Sunday, June 9, 2013

Letting

Me hiding behind my cat, Willow
I've read several blogs recently that talk about letting go of negative things in order to make room for the positive. I realized my problem isn't so much getting rid of problems. It is allowing myself the positive. So for this blog post, L is for Letting, as in:
  • Letting myself make mistakes. I am so hard on myself. If a drawing or a story doesn't start out perfect, if I can't get it right the first time, I assume no one wants to see it. Technically this is getting rid of self-doubt, but it feels different in allowing myself to try, no matter the outcome.

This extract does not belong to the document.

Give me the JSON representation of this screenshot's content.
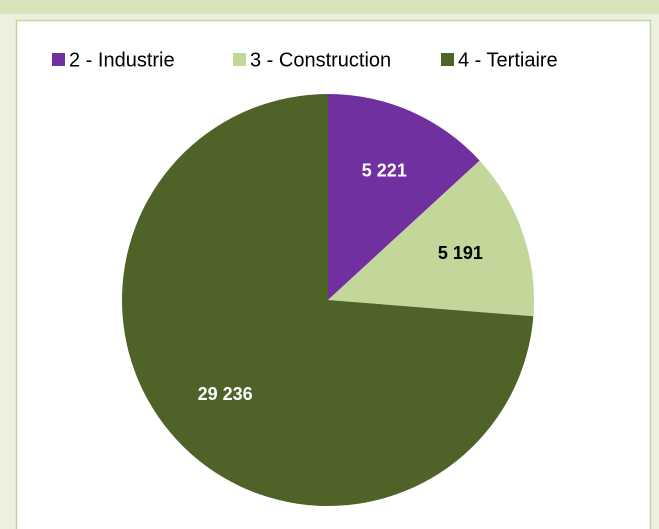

  • Letting others in. I have such a huge fear of rejection that I rarely let anyone know the real me. I always keep important parts of myself hidden. All this gets me is a feeling of extreme loneliness.
  • Letting me just be me. I generally feel like I don't measure up to what I should be like, how I should look. Naturally the constant media push for all women to look like a plastic doll with the perfect, unattainable proportions doesn't help. Nor does the long line of thin, attractive family members. I need to learn that my size and lack of fashionable wardrobe is okay for me.
  • Letting magick be my way of life. I work the occasional spell on holidays or moon phases, but I haven't explored all the possibilities, found the Pagan way that just makes magick natural, something that simply is without having to over think things. I haven't allowed this as yet for fear; of doing it "wrong," of making issues worse instead of better, of admitting that I feel like a huge fake.
Fear, in some shape or form, is a big factor in pretty much everything I do. So it seems that I really must allow the fears and learn how to get past them, how to be brave enough to acknowledge them as part of the process of growth.